We do not claim to know everything. Therefore, we have a well-developed Swedish and international network of other law firms and advisors. In this way, we can ensure that our clients always get the right help in all situations.
mergers and acquisitions (M&A), dispute resolution, corporate law, Financing, Stock market law, real estate law, Commercial contracts
01
Mergers and acquisitions (M&A)
M&A is one of the firm's most important practice areas. We have cutting-edge expertise in the acquisition and sale of companies and businesses in Sweden and abroad and regularly assist in complex transactions in a wide range of industries. We assist our clients throughout the process, both on the seller's and buyer's side, with advice on structural and strategic issues, pre-agreements, due diligence, drafting and negotiating agreements and handling all issues up to closing with access and post-closing issues.

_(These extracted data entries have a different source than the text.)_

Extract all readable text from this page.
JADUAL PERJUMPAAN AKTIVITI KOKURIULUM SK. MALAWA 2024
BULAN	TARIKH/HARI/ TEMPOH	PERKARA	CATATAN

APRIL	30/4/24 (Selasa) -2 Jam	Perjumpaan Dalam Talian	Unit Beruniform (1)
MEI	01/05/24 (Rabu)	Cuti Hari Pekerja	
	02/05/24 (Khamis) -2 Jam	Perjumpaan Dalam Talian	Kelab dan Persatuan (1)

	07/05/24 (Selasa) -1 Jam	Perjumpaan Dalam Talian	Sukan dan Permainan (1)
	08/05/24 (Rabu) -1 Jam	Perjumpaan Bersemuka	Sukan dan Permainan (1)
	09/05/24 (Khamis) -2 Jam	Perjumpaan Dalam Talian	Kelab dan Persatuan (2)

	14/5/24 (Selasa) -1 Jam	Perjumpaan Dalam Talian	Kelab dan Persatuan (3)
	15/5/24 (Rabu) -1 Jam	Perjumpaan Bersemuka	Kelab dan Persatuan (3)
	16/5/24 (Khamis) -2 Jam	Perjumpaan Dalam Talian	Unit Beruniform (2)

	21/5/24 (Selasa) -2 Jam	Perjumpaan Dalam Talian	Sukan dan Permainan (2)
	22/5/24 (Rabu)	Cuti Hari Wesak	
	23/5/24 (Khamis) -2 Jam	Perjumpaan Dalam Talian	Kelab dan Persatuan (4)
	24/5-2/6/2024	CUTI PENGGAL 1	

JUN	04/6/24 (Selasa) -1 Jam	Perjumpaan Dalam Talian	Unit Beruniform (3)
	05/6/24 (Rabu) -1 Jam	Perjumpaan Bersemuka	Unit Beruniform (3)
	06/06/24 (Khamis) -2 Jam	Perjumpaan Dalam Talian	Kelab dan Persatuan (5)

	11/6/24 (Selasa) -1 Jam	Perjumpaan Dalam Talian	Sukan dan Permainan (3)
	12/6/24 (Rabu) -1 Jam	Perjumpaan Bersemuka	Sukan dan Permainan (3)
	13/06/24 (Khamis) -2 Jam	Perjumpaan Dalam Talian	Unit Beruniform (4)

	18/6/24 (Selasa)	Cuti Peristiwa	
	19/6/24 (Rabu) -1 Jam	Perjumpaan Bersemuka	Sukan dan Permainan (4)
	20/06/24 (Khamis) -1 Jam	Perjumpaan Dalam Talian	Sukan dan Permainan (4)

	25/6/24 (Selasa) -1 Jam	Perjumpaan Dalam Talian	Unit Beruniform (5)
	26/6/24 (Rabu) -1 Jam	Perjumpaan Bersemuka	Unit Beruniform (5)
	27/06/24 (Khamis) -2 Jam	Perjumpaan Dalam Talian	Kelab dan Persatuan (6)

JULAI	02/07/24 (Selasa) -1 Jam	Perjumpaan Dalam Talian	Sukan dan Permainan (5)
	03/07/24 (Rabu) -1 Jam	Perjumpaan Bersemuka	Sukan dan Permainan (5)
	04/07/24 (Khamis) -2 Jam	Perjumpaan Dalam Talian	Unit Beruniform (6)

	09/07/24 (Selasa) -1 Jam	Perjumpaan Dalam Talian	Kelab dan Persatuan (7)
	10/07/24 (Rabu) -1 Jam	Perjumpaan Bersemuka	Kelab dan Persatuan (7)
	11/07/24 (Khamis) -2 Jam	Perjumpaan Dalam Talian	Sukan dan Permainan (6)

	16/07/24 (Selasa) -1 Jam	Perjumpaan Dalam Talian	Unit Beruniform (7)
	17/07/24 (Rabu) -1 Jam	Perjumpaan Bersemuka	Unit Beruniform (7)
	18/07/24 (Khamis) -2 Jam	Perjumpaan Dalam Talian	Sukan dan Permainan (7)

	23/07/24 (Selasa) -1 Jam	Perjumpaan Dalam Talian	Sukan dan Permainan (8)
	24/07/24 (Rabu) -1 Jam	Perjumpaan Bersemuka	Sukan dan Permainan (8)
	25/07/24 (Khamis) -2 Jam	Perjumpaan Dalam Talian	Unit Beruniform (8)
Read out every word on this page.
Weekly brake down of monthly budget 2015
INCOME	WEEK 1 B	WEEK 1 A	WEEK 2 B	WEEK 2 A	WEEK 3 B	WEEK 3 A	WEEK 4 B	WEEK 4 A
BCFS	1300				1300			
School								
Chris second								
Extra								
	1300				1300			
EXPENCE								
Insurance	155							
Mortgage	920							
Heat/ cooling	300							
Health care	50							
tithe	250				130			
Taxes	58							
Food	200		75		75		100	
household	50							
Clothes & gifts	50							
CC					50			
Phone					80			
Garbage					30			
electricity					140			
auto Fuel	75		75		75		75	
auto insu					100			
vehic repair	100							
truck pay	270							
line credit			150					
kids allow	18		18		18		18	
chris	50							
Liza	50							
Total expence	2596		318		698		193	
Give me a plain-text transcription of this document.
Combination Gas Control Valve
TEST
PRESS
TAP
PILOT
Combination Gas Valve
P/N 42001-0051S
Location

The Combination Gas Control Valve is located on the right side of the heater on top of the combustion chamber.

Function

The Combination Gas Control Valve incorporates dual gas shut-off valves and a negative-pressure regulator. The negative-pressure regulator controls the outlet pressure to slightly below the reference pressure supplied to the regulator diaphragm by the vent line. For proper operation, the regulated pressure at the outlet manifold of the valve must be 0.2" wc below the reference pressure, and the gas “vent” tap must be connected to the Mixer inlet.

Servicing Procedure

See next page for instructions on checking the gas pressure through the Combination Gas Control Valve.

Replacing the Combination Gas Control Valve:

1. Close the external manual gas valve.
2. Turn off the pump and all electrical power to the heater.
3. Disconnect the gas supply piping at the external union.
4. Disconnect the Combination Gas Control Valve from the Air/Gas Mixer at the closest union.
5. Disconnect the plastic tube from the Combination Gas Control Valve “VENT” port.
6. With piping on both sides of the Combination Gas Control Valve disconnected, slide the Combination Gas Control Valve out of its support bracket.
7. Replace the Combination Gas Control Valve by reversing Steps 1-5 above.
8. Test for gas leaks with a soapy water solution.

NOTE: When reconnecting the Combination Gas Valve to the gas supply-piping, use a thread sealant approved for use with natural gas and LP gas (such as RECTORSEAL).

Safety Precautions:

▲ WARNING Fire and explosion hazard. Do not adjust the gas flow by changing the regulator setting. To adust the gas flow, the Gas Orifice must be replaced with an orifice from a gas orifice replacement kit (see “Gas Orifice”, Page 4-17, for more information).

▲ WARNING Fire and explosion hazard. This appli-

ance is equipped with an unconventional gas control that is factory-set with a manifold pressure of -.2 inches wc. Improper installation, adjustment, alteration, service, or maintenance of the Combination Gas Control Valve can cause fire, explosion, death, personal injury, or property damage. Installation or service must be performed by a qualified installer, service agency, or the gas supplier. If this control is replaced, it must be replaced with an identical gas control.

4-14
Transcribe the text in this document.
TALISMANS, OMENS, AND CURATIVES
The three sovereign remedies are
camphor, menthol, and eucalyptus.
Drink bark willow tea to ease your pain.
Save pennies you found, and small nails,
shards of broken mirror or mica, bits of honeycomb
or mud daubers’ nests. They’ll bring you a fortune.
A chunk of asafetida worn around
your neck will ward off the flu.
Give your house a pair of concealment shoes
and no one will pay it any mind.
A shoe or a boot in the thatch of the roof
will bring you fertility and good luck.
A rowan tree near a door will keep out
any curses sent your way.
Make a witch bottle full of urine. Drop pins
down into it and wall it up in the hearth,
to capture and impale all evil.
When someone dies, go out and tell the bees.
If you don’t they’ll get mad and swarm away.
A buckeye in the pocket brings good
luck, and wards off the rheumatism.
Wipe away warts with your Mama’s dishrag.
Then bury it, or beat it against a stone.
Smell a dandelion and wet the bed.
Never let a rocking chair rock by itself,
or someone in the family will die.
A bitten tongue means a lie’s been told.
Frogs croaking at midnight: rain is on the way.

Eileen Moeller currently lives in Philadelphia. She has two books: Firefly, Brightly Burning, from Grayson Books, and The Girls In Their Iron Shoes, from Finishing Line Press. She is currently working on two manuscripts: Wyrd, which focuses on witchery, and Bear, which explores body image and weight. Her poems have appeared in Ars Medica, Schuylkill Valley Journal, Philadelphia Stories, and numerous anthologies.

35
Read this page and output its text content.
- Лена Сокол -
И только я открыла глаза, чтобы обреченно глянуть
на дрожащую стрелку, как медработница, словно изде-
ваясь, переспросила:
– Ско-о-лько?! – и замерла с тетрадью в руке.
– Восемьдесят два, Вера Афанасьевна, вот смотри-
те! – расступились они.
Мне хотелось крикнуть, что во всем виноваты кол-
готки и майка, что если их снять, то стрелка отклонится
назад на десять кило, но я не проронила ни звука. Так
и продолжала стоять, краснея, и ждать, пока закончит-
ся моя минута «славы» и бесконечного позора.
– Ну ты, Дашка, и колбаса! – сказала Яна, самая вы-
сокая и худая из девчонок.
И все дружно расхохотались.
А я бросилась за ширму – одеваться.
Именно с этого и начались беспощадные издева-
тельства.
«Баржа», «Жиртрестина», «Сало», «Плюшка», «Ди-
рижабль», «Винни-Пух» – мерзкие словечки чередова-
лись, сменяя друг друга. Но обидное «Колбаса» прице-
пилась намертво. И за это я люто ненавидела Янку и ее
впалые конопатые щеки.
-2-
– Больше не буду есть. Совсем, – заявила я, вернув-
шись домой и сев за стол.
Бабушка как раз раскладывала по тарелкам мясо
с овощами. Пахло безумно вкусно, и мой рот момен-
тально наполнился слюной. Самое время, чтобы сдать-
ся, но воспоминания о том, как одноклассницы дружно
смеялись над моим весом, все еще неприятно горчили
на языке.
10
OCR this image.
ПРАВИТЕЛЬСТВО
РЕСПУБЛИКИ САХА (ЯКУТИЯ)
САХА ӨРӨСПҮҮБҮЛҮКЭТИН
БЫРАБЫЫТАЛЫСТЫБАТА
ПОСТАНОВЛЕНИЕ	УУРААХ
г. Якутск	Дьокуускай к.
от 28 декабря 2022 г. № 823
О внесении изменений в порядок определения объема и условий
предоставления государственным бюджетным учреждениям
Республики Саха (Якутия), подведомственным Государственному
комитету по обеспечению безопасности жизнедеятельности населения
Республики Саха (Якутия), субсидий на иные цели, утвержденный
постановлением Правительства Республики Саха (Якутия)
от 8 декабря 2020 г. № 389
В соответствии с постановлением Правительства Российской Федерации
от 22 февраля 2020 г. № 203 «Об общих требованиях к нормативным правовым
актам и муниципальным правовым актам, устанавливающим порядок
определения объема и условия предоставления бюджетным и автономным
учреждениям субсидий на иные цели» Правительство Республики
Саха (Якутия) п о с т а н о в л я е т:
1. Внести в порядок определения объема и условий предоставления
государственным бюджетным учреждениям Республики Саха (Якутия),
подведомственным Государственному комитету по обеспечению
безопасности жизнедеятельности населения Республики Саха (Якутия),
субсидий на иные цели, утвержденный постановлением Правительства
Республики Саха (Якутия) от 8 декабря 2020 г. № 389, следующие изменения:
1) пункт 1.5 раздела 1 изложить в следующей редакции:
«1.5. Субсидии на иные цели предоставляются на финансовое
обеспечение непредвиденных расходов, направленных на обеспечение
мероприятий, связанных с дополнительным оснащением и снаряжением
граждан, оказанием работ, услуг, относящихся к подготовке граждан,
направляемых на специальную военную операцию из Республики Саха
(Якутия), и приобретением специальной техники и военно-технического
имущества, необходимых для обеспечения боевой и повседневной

If a transaction requires specific expertise that is not available within the firm, we can immediately put together a team of reputable specialists who share our commitment to providing high-quality and cost-effective advice.
02
Dispute resolution
We have extensive experience in representing clients in arbitration and in general court in all types of commercial disputes. We assist our clients in disputes involving, for example, investments, acquisitions, construction, corporate law issues, compulsory acquisition, directors' liability, commercial contracts, damages and insurance.
Extensive and complex litigation requires the ability to quickly grasp and understand complex issues, often of an economic and technical nature. We have extensive experience in areas other than procedural law, and have employees who have served in lower and higher courts, including as judges. We evaluate opportunities for success at an early stage and advise on strategic considerations.
03
Company law
Corporate law issues permeate most of our cases. Our advice covers the full range of corporate law aspects that may arise in or affect clients' businesses, such as establishments, board issues, liability issues, general meetings, mergers, new issues, restructurings, liquidations, capital increases, investments, shareholder agreements, joint ventures and redemption issues.
Our advice also includes board issues, assistance at general meetings and issues related to corporate governance. In addition, we undertake other types of fiduciary duties such as special auditor under the Swedish Companies Act.
04
Financing
We often represent investors as well as companies and founders in financing rounds with a particular focus on raising capital in growth companies and start-ups. We also have expertise in representing svenska as well as international banks and borrowers in debt financing. Our advice includes ordinary loan financing, syndicated loans, acquisition financing, real estate financing and leasing.
05
Stock market law
We assist all actors on the stock market in matters of stock market law, including public takeover bids, stock exchange listings, the Swedish Code of Corporate Governance and the market abuse rules.
06
Property law
We assist svenska and foreign real estate companies, international investors, institutional players and svenska listed companies with real estate transactions and other real estate law.
Our advice includes expertise in everything from complex structuring to more specialized issues such as tenancy law and covers all the legal aspects that may be involved in buying, selling and holding real estate.
07
Commercial agreements
We handle all types of contractual issues in e.g. collaborations and joint ventures and research projects and assist in the drafting of agency and distribution agreements, license agreements and outsourcing agreements. We are the client's strategic advisor in the various considerations that arise in contractual relationships.
We aim to establish commercially viable agreements that are clear and that not only minimize the risk of future disputes but are also sufficiently reciprocal and flexible to secure the deal with the counterparty.